GlassSemNet / README.md
garrying's picture
Upload README.md with huggingface_hub
a88d290 verified
---
license: cc-by-nc-4.0
task_categories:
- image-segmentation
tags:
- glass-surface-detection
- semantic-segmentation
- scene-understanding
- pytorch
pretty_name: GlassSemNet (Glass Semantic Network)
---
# GlassSemNet — Glass Semantic Network
Pre-trained weights for **GlassSemNet**, introduced in:
> **Exploiting Semantic Relations for Glass Surface Detection**
> Jiaying Lin, Yuen-Hei Yeung, Rynson W. H. Lau
> NeurIPS 2022
> [Paper](https://openreview.net/forum?id=WrIrYMCZgbb) · [Project Page](https://jiaying.link/neurips2022-gsds/) · [Dataset (GSD-S)](https://huggingface.co/datasets/garrying/GSD-S)
## Model Summary
GlassSemNet detects glass surfaces by exploiting semantic relations between the glass region and its surrounding scene context. It uses a dual-backbone design:
- **Spatial backbone (SegFormer)**: extracts multi-scale spatial features.

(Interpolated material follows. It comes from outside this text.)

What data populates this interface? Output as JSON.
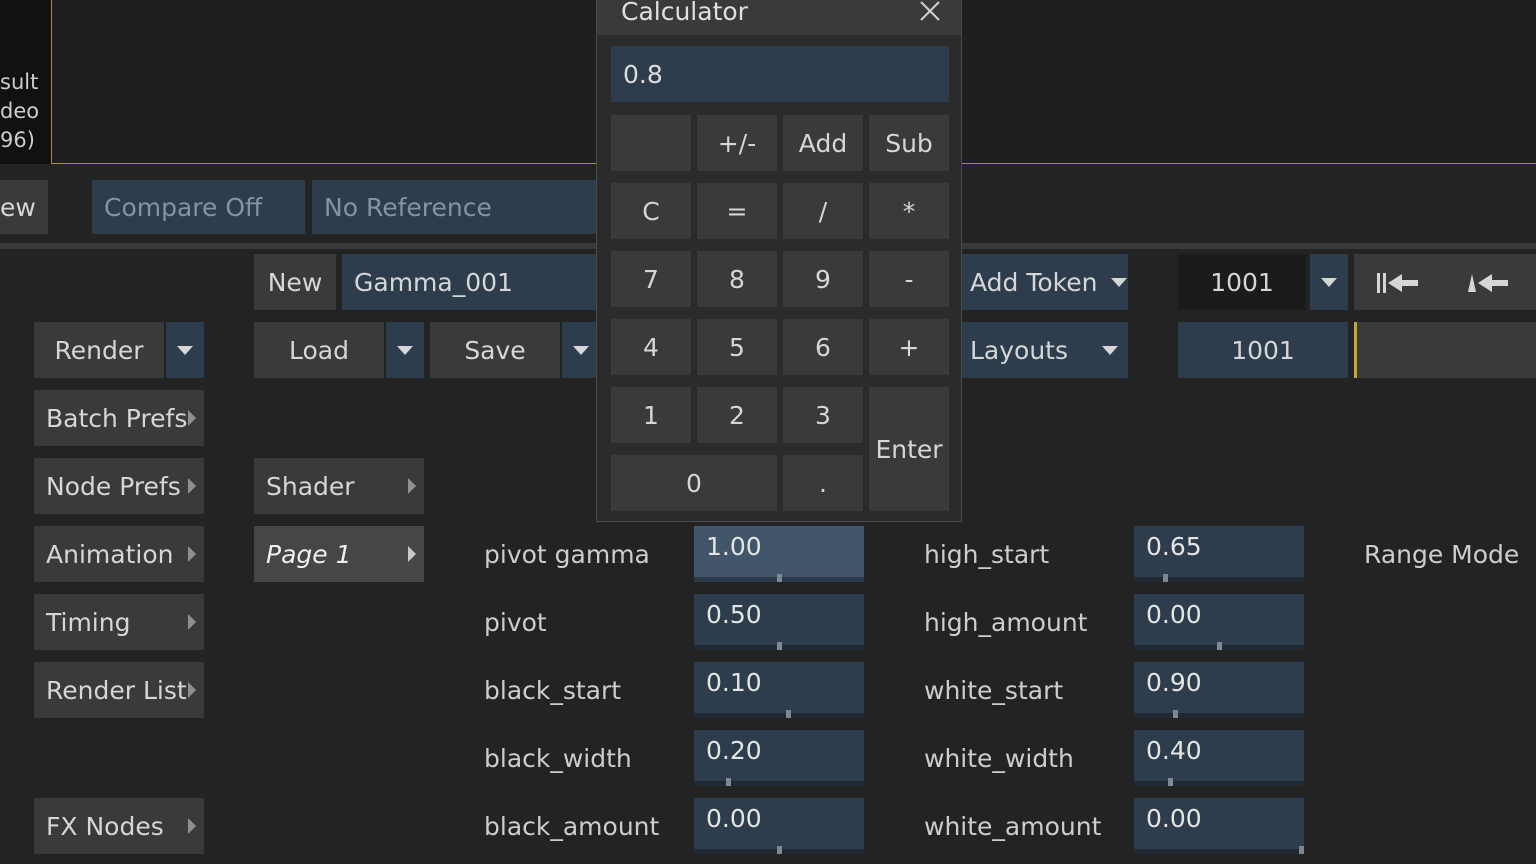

- **Semantic backbone (ResNet-50 + DeepLabV3+)**: encodes 43-class semantic scene features into compact per-class encodings.
- **Semantic-Aware Attention (SAA)**: fuses spatial and semantic features at three scales using the semantic encodings as guidance.
- **Cross-modal Context Aggregation (CCA)**: aggregates cross-scale context at the deepest level.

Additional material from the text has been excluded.